Serial lung and IVC ultrasound in the assessment of congestive heart failure.
Background: Management of congestive heart failure (CHF) is dependent on clinical assessments of volume status, which are subjective and imprecise. Point-of-care ultrasound (POCUS) is useful in the diagnosis of CHF, but how POCUS findings correlate with therapy remains unknown. This study aimed to determine whether the changes in clinical evaluation of CHF with treatment are mirrored with changes in the number of B lines on lung ultrasound (LUS) and inferior vena cava (IVC) size. In this prospective observational study, investigators performed serial clinical and ultrasound assessments within 24 h of admission (T1), day 1 in hospital (T2) and within 24 h of discharge (T3). Clinical assessments included an evaluation of the jugular venous distension (JVD), hepatojugular reflux (HJR), pulmonary rales and a clinical congestion score was calculated. Ultrasound assessment included the IVC size and collapsibility, and the number of B lines in an 8-point scan.

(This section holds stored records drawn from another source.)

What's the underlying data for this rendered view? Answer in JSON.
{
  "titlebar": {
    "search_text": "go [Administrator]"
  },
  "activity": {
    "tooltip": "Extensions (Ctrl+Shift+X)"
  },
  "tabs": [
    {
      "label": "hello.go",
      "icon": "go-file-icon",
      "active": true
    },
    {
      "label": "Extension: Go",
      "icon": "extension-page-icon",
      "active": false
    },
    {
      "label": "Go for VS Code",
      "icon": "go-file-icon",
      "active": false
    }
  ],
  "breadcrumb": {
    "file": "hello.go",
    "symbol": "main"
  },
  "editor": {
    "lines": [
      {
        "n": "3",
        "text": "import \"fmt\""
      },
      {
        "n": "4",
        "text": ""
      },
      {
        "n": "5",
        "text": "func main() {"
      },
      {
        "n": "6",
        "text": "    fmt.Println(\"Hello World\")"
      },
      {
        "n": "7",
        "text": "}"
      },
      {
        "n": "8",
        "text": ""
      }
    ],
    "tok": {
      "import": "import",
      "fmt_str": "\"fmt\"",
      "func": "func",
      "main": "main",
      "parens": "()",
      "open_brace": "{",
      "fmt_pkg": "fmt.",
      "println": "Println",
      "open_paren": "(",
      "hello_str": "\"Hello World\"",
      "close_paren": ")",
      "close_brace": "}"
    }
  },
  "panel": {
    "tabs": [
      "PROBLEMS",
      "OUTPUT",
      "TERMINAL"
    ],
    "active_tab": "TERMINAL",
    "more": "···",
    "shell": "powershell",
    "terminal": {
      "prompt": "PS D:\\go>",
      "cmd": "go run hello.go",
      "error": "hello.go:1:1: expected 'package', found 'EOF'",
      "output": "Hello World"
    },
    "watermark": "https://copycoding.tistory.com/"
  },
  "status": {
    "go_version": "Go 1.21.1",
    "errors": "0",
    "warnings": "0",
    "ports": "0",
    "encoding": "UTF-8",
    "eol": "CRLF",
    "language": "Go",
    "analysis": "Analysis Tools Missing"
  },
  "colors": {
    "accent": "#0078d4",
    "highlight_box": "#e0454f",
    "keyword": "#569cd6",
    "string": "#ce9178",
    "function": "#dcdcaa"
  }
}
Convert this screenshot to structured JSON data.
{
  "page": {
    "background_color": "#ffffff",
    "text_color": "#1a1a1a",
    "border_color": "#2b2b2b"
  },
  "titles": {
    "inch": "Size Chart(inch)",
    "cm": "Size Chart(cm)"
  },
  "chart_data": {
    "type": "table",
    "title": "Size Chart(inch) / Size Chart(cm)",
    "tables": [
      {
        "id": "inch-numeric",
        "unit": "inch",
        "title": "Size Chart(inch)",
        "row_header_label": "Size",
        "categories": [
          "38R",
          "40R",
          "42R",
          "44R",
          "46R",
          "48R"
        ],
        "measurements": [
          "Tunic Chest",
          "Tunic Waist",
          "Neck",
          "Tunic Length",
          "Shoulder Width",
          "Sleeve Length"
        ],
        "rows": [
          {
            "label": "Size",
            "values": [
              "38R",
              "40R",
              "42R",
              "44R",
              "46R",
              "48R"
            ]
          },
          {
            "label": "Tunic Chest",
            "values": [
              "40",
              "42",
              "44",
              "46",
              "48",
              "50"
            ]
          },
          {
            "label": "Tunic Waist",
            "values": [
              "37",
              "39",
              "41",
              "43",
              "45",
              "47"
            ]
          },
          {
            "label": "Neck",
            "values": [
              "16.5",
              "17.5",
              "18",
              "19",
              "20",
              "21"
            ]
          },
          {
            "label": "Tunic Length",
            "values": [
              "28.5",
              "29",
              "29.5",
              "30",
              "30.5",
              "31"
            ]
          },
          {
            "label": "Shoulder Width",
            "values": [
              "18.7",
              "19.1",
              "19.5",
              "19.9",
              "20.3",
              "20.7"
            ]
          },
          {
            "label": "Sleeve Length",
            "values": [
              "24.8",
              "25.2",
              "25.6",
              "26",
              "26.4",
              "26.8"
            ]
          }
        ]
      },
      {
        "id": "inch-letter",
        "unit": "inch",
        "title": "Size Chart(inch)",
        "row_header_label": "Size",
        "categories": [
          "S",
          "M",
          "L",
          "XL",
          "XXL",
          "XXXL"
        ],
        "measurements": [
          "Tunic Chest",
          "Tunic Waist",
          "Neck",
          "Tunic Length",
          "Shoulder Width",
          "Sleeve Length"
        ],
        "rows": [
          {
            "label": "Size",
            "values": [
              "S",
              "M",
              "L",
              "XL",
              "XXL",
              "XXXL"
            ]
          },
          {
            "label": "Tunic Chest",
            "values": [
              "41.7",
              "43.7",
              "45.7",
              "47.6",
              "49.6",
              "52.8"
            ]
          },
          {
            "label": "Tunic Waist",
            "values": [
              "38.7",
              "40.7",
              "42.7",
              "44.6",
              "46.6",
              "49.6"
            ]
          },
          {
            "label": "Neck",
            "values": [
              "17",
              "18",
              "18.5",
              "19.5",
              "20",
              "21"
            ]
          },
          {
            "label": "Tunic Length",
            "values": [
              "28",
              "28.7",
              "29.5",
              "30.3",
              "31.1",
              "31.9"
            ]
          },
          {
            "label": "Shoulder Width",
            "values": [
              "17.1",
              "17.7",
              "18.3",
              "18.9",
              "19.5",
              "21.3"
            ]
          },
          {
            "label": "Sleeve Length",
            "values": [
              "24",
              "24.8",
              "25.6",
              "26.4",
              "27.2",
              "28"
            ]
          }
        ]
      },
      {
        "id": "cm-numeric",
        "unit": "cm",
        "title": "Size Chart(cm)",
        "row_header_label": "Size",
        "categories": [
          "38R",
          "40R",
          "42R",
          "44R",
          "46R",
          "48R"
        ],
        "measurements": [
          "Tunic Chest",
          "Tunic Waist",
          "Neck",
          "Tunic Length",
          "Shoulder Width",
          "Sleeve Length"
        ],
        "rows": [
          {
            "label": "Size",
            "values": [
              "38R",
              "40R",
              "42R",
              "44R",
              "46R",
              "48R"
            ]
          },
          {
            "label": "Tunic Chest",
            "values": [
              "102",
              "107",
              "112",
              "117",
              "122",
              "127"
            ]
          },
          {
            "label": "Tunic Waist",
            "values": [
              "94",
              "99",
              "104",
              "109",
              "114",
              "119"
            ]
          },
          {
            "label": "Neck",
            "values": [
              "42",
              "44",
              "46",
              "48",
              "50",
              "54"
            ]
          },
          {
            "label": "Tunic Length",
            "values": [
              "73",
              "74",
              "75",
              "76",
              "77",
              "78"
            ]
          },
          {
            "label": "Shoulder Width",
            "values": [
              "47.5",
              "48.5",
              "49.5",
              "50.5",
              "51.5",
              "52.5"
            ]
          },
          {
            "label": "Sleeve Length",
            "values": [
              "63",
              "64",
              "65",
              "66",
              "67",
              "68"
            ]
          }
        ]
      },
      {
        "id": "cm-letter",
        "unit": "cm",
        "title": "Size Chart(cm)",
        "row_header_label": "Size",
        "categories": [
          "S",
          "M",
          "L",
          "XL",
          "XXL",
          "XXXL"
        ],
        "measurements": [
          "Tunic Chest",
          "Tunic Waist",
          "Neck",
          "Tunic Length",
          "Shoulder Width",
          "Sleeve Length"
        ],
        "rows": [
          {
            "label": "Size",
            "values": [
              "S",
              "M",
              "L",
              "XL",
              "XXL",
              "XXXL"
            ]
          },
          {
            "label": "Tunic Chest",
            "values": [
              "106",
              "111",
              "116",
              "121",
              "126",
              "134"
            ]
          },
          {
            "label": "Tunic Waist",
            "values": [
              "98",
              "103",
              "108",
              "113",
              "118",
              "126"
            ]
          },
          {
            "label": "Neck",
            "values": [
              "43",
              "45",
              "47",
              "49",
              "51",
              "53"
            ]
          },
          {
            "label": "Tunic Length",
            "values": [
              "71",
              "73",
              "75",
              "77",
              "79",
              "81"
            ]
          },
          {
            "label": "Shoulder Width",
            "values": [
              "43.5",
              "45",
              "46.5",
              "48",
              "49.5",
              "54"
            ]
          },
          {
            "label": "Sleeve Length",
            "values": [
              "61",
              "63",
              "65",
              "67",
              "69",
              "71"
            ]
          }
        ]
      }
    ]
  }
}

Results: Fifty consecutive patients were recruited with a mean age of 71.2 years (SD 12.7). Mean clinical congestion score on admission was 5.6 (SD 1.4) and declined significantly over time to 1.3 (0.91), as did the JVP, HJR and pulmonary rales. No significant changes were found in the IVC size between T1 [1.9 (0.65)] and T3 [2.0 (0.50)] or in the IVC collapsibility index [T1 0.3 (0.19) versus T3 0.25 (0.16)]. The mean number of B lines decreased from 11 (6.1) at T1 to 8.3 (5.5) at T3, although this decrease did not reach statistical significance. Spearman correlation between JVP and HJR versus IVC collapsibility and total B lines did not yield significant results.
Conclusions: Clinical exam findings correlate over time during the management of CHF, whereas LUS and IVC results did not. The number of B lines did decrease with therapy, but did not reach statistical significance likely because the sampled population was small and had only mild heart failure. Further studies are warranted to further explore the use of lung ultrasound in this patient population.